News

QUEER ART(ISTS) NOW @ Archive Gallery

Queer art.jpg

The  QUEER ART (ISTS) NOW  show is coming to London this Thursday (12 October) and I am very proud to say that Moonlight, one of the photographs part of the ongoing project "Boy In Amber, a tale of love and death and good and evil", will be part of it. 

The show - put together by Andrew Ellerby of And What? Queer Arts Festival and Richard Dodwell of the queer independent press Pilot Press - will feature over 50 artists, performers, writers and makers in a salon-style exhibition, offering a contemporary view on queer art practice in the United Kingdom and, according to Dodwell, "wants to be an unofficial counterpart to the Tate Britain’s Queer British Art show" happened few months ago.

The exhibition will take place from Friday 13 till Sunday 15 October at ARCHIVE GALLERY in the light and spacious vaults of the former Hackney archives, near Haggerston Overground. There will be a private view on 12 October from 6pm open to anyone. I hope I'll see you there!
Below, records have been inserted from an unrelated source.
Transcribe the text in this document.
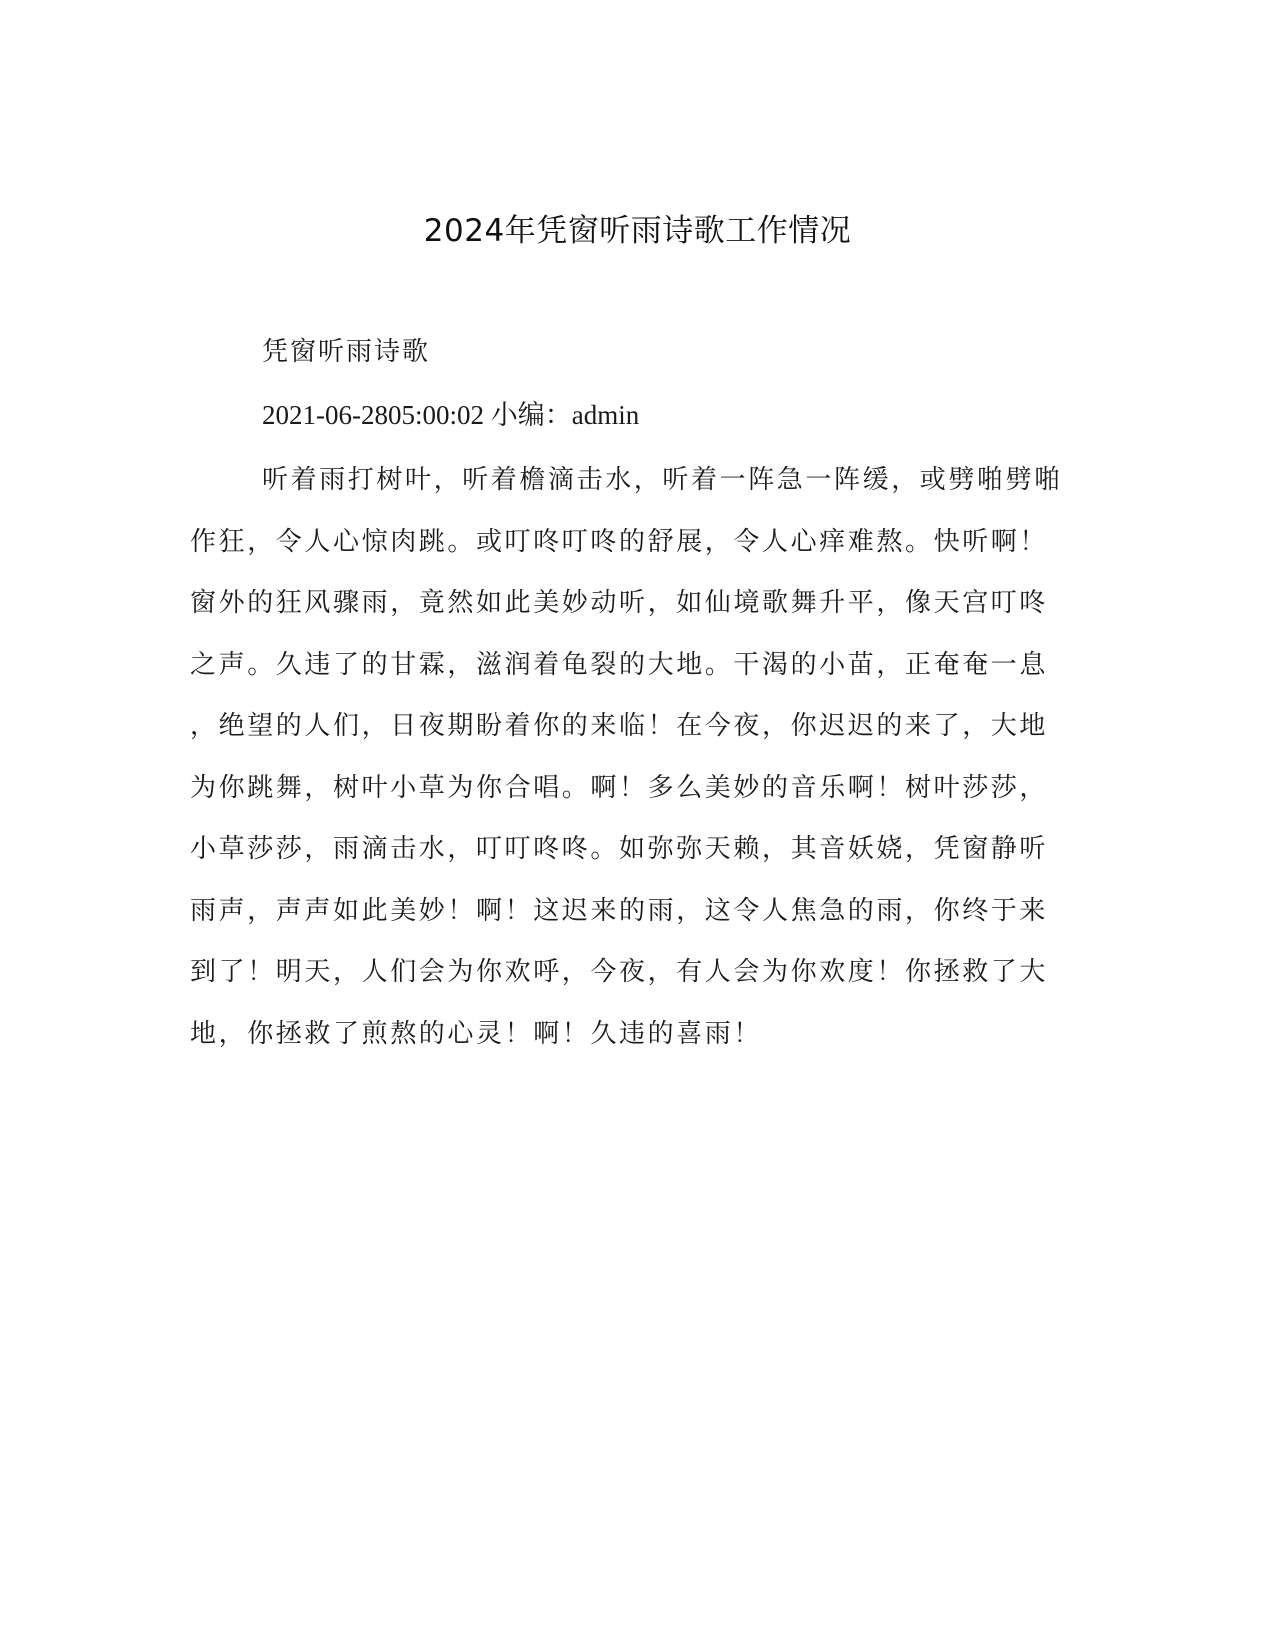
2024年凭窗听雨诗歌工作情况
凭窗听雨诗歌
2021-06-2805:00:02 小编：admin
听着雨打树叶，听着檐滴击水，听着一阵急一阵缓，或劈啪劈啪
作狂，令人心惊肉跳。或叮咚叮咚的舒展，令人心痒难熬。快听啊！
窗外的狂风骤雨，竟然如此美妙动听，如仙境歌舞升平，像天宫叮咚
之声。久违了的甘霖，滋润着龟裂的大地。干渴的小苗，正奄奄一息
，绝望的人们，日夜期盼着你的来临！在今夜，你迟迟的来了，大地
为你跳舞，树叶小草为你合唱。啊！多么美妙的音乐啊！树叶莎莎，
小草莎莎，雨滴击水，叮叮咚咚。如弥弥天赖，其音妖娆，凭窗静听
雨声，声声如此美妙！啊！这迟来的雨，这令人焦急的雨，你终于来
到了！明天，人们会为你欢呼，今夜，有人会为你欢度！你拯救了大
地，你拯救了煎熬的心灵！啊！久违的喜雨！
MOONLIGHT  | London, 2017  Image © Fabio Forin

MOONLIGHT | London, 2017 Image © Fabio Forin

L I M / N A L @ the Gallery Cafe

Last week opened my first solo exhibition in London. It's called L I M / N A L and will be on until the end of April at THE GALLERY CAFE in Bethnal Green. 

The show brings together photographs I took between 2009 and 2016 - predominantly in London, New York and the Middle East - and wants to document the "movement of a man though the last decade of his life" . 

The term "liminal" gained popularity in the late 60s through the writings of anthropologist Victor Turner. It is derived from the Latin limen, which means "threshold" - the bottom part of a doorway that must be crossed when entering a building. 

The Oxford English Dictionary defines "liminal" as "relating to the transitional or initial stage of a process" and, in his studies of rituals, Turner used it to define that moment in which something, somebody, or somewhere was in a state of transition between two defined states. 

Each photograph - along with poems, bits of dialogue or quotes by people who inspired me - is like a diary entry of my life after I moved to London when I was twenty-four and wants to reflect on the natural experience of growing up in which social relationships begin, change and end with the world in a constant flux. 

Even though my work is strongly autobiographical, after curating L I M / N A L I realised that my main preoccupation is to represent something which, despite being unrepresentable, is yet shared by all of us: in such an improvised dance that life is, we are all wearing dancing shoes, all moving through time.